Bei weniger als einer Stunde täglichen TV- und Internet-Konsum greift einer von 18 Männern (zwischen 16 und 22 Jahren) andere Menschen tätlich an. Bei einer Stunde bis drei Stunden pro Tag wird schon jeder vierte junge Mann gewalttätig. Bei über drei Stunden ist es bereits fast jeder zweite. Die Mädchen hingegen scheinen "unempfindlich gegen die Einflüsse des Fernsehens" zu sein: "Auch wenn sie als 14-Jährige mehr als drei Stunden täglich vor dem TV-Bildschirm hocken."
Der deutsche Psychoanalytiker Lothar Adler wertete bereits 1999 knapp 200 Amok-Taten aus. Mit dem Resultat, dass die Täter fast ausschließlich junge Männer sind: "eher gut ausgebildet". So wie Robert Steinhäuser in Erfurt, kein "Schulversager" an einer Hauptschule in einem sozialen Brennpunkt, sondern an einem Elite-Gymnasium in einem Nobel-Viertel. Oder wie Dylan Klebold und Eric Harris, die zwei weißen Mittelklasse-Schüler, die im Frühjahr 1999 das Massaker an der "Colombine High School" in Littleton anrichteten. Eine Widerlegung für die häufig von deutschen WissenschaftlerInnen verbreitete Behauptung, männliche Jugendgewalt habe ihre Ursachen in "gesellschaftlicher Randständigkeit".
Doch einerlei, ob randständig oder nicht, männlich sind sie quasi immer. "Der seit Mitte der 80er Jahre zu beobachtende Anstieg der Gewaltkriminalität sowohl in Deutschland als auch in anderen europäischen Ländern ist zu 80 bis 90 Prozent den Männern zuzurechnen." Das schrieb Kriminologe Pfeiffer bereits im Januar 2000 – mehr als zwei Jahre vor der "Erfurter Bluttat" – in einem Beitrag für EMMA: Bei den 18- bis 21-Jährigen liegt der Männer-Anteil an Gewalttätern um das 13fache über den Frauen. Fazit: "18- bis 21-jährige Männer sind die gefährlichste Gruppe, die wir in unserer Bevölkerung überhaupt haben." 96 Prozent aller Gefängnisinsassen unter 25 sind männlich.

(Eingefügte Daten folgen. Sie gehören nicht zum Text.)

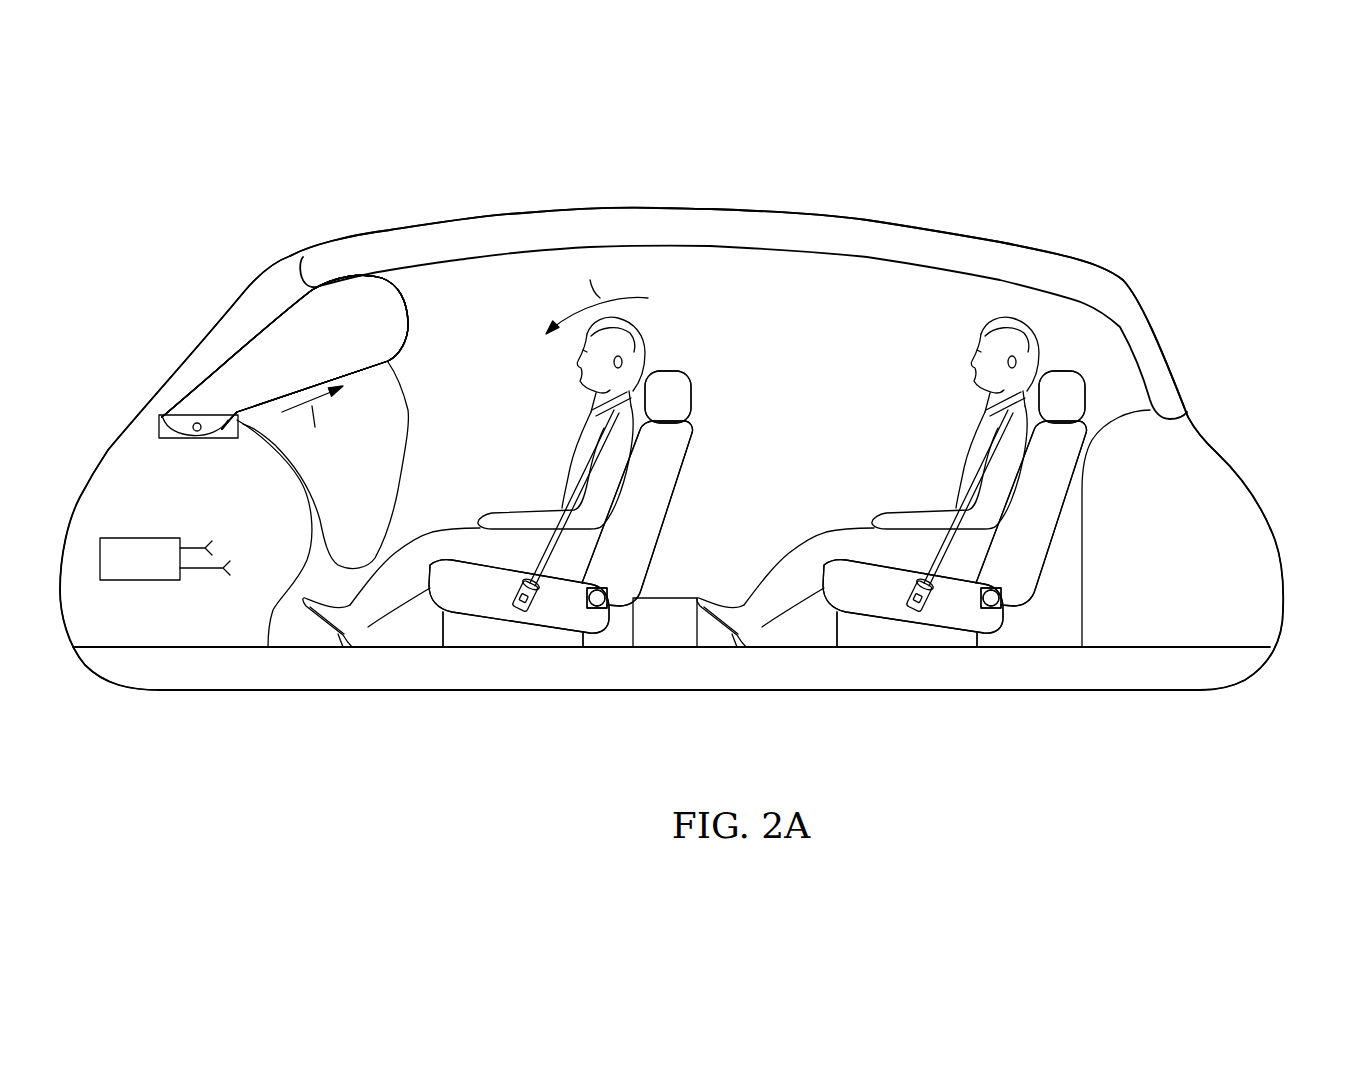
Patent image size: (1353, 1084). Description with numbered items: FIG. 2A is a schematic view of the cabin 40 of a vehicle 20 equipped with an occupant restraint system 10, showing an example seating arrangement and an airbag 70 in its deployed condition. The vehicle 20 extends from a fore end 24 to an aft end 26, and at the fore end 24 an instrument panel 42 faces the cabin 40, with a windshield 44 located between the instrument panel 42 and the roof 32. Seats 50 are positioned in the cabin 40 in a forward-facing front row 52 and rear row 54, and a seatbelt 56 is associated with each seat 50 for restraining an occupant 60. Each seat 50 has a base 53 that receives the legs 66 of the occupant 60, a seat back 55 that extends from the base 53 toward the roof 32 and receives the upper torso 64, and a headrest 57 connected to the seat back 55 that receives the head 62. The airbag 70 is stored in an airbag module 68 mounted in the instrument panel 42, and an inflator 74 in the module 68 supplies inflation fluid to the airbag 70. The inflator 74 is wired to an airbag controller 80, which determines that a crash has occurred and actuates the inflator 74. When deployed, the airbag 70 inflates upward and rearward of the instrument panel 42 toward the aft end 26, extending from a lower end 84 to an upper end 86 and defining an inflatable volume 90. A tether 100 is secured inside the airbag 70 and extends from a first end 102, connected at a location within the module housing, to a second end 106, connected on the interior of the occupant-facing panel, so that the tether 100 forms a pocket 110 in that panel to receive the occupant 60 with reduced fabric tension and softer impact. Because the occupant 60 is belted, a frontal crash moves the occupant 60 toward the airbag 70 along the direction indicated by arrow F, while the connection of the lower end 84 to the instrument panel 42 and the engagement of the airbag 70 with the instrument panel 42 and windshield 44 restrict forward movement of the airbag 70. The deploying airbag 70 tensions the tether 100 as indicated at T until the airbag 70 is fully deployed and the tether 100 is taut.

Explosiv scheinen die im Kopf gespeicherten Gewaltakte immer dann zu werden, wenn die Kluft zwischen Erwartungen und Realität bei diesen Jungmännern zu groß wird. Und wenn sie und wir dann auch noch das Pech haben, dass niemand etwas merkt – ja, dann kann es im schlimmsten Falle tödlich werden für die anderen.
Auch bei Rechten – die dreimal so häufig von Männern gewählt werden wie von Frauen – ist Gewaltbereitschaft ausschließlich männlich, wie der Sozialpädagogik-Professor Benno Hafeneger und sein Team für "Rechte Jugendcliquen in Hessen" jetzt wieder nachgewiesen haben: "Auffällig ist, dass immer nach rechten Mädchen und Frauen gesucht wird und sie bei genauer Analyse nicht bzw. kaum zu finden sind. Diese Differenzen könnten wichtige Hinweise für eine andere 'Jungenpädagogik' geben."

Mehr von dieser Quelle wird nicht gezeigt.